I think this conclusion is consistent with the nature of the transaction between the parties. The building in question had for some time been used for a restaurant, and it was for that purpose that the Defendant took an assignment. At the expiry of the Sublease the Plaintiff was entitled to expect that it would receive back a building which still had the character of a restaurant and could continue to be used for that purpose.


I am fortified in the view I have formed by the only evidence produced at the hearing which was in the form of a letter introduced by consent. It is a letter from Mr MR Sargent, a principal of the New Zealand insurance firm of Willis Corroon McNicoll Ltd.

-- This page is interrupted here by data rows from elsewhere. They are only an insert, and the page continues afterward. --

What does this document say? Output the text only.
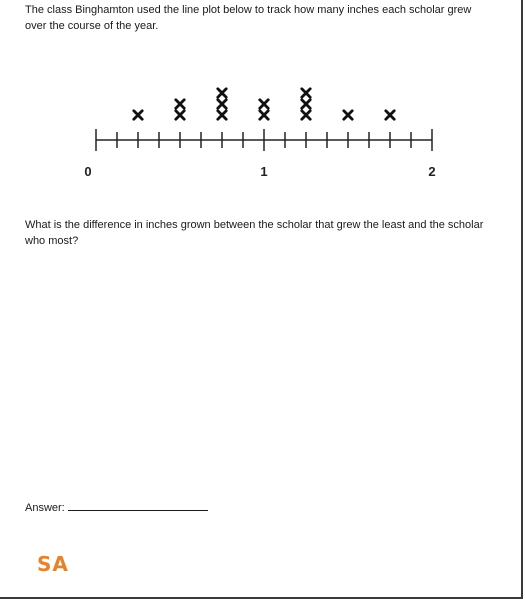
The class Binghamton used the line plot below to track how many inches each scholar grew over the course of the year.

0	1	2

What is the difference in inches grown between the scholar that grew the least and the scholar who most?

Answer:
SA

Mr Sargent stated that "it is readily accepted in the insurance market that the term "full insurable value" means replacement value, i.e. the cost to reinstate the premises to a condition substantially the same as the buildings condition when new..."


I accordingly conclude that the amount for which the Defendant is liable to the Plaintiff is the replacement value, and it follows that the Third Party is liable to indemnify the Defendant for the same amount.


3. Damages


No evidence has yet been given as to the value of the premises. If the parties are unable to agree upon the amount for which judgment should be entered then it will be necessary for the hearing to be resumed. This could, if counsel agreed, be by way of written submissions based on valuation reports, or by the hearing being resumed in New Zealand, or by the matter awaiting my next visit to the Cook Islands. I should appreciate it if counsel will in due course let me know through the Registrar what course they propose.


This judgment is accordingly an interim judgment only, and the costs are reserved but can in due course be expected to follow the event.